I went to the doctors last week and have just gotten a call from my doctor stating that I’ve been exposed to the measles. A patient who had been unvaccinated came into the surgery with measles which means everyone who had been in the surgery 2 hours after the patient had been there was exposed. Same with the staff as well. Vaccinated peeps should be fine as long as you’ve had your updated MMR boosters but I can’t see kids under 1 nor my parents or immunocompromised friends until September 2 and the incubation period is over. Going to work will be a pain as there are 3 pregnant women in the office. I’ve seen my IC friends and parents during the incubation period so they need to go to the doctors.

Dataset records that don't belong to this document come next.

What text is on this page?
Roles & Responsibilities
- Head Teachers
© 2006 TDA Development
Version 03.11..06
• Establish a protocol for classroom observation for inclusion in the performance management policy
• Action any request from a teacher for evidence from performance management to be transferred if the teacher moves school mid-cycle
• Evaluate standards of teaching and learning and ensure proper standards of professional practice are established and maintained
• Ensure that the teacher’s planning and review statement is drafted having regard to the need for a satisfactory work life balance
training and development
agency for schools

So because of one unvaccinated person, older people, young children too young to be vaccinated and IC people are at risk in my life, not too mention the other patients exposed.

I find this article quite adequate considering the day I’ve had:

Endangering the Herd By Jed Lipinski

What if a mother decided not to vaccinate her daughter for measles, based on rumours that the vaccine causes autism, and her daughter gets the disease at the age of 4 and passes it to a 1-year-old, who is too young for the vaccine, at her daycare centre. And what if that baby dies?

That’s the sad scenario, more or less, of a Season 10 episode of Law & Order: Special Victims Unit. And it’s the hypothetical case study in a provocative paper in the Journal of Law, Medicine and Ethics that explores whether there’s a case for holding people legally accountable for the damage they cause by not vaccinating their children. “One can make a legitimate, state-sanctioned choice not to vaccinate,” the bioethicist Arthur L. Caplan and his co-authors write, “but that does not protect the person making that choice against the consequences of that choice for others.”

Since epidemiologists today can reliably determine the source of a viral infection, the authors argue, a parent who decides not to vaccinate his kid and thus endangers another child is clearly at fault and could be charged with criminally negligent homicide or sued for damages.